For these cases, Carlo features a parallel run mode where each Carlo run does not run on one but multiple MPI ranks. Parallel run mode is enabled in JobInfo
by passing the ranks_per_run
argument.
An example for how parallel run mode is used can be found in the implementation of ParallelTemperingMC
.
Parallel AbstractMC
interface
In order to use parallel run mode, the Monte Carlo algorithm must implement a modified version of the AbstractMC
interface including additional MPI.Comm
arguments that allow coordination between the different ranks per run.
The first three functions
Carlo.init!(mc::YourMC, ctx::MCContext, params::AbstractDict, comm::MPI.Comm)
Carlo.sweep!(mc::YourMC, ctx::MCContext, comm::MPI.Comm)
Carlo.measure!(mc::YourMC, ctx::MCContext, comm::MPI.Comm)

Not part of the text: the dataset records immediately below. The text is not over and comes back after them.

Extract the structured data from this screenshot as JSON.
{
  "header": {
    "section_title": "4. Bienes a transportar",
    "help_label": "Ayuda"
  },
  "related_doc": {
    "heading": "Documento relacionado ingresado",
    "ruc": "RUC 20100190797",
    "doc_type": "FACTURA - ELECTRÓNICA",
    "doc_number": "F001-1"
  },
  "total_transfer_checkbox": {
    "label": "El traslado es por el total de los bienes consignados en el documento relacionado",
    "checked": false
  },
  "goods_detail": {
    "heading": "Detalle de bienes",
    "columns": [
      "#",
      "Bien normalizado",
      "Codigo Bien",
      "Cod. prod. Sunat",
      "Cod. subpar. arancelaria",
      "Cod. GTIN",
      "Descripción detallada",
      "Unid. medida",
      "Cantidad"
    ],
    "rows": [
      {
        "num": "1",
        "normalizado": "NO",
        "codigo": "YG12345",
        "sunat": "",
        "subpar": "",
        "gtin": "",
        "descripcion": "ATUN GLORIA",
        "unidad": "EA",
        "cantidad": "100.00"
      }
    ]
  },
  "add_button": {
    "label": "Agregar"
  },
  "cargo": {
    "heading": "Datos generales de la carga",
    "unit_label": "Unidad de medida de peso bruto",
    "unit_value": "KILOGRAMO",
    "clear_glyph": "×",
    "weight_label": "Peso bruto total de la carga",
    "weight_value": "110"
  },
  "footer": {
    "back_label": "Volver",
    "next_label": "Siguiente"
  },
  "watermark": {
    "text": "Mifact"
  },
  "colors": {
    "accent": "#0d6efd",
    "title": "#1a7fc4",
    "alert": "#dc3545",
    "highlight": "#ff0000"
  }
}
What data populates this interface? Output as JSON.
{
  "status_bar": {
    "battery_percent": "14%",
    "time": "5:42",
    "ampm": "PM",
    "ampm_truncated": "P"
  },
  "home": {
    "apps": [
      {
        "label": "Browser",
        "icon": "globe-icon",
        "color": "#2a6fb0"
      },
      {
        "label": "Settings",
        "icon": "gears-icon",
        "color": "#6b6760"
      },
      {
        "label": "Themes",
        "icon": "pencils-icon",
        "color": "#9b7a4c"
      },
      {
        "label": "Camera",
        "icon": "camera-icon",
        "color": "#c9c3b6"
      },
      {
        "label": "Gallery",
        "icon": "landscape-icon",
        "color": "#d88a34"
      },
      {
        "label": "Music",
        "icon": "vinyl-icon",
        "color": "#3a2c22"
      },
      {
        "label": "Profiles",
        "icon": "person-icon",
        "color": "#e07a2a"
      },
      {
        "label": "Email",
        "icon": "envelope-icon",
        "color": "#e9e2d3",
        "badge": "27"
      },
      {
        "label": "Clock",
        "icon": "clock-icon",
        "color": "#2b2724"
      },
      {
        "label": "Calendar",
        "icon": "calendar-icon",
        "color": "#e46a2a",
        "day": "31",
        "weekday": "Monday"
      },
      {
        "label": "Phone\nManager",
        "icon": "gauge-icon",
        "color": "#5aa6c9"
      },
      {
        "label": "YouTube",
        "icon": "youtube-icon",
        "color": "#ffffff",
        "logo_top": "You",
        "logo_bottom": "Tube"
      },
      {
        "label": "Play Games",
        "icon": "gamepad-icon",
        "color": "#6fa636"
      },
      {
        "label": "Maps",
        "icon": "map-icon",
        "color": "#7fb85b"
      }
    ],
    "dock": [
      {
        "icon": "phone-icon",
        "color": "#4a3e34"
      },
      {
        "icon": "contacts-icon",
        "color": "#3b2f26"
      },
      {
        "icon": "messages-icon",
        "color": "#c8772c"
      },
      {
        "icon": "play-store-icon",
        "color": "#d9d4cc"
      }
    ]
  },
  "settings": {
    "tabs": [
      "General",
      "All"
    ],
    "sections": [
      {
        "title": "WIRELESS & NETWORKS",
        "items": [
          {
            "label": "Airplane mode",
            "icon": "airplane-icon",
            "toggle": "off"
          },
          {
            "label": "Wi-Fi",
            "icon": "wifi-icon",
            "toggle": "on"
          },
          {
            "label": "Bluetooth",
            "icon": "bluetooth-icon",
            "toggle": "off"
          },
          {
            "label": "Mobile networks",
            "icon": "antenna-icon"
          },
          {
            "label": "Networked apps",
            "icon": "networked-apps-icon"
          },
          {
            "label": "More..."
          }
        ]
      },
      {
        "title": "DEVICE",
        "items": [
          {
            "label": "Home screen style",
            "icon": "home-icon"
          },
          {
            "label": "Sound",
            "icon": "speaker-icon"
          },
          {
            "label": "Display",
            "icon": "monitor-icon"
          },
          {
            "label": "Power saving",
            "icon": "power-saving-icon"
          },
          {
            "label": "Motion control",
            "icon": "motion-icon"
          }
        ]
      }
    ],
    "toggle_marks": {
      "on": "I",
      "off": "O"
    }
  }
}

simply receive an additional comm
argument. An important restriction here is that only rank 0 can make measurements on the given MCContext
, so you are responsible to communicate the measurement results to that rank.
For checkpointing, there is a similar catch.
Carlo.write_checkpoint(mc::YourMC, out::Union{HDF5.Group,Nothing}, comm::MPI.Comm)
Carlo.read_checkpoint!(mc::YourMC, in::Union{HDF5.Group,Nothing}, comm::MPI.Comm)
In these methods, only rank 0 receives an HDF5.Group
and the other ranks need to communicate. Carlo does not use the collective writing mode of parallel HDF5.
Sometimes, you also want to share work during the construction of YourMC
. For this reason, Carlo will add the hidden parameter _comm
to the parameter dictionary received by the constructor YourMC(params::AbstractDict)
. params[:_comm]
is then an MPI communicator similar to the comm
argument of the functions above.
Lastly, the Carlo.register_evaluables
function remains the same as in the normal interface.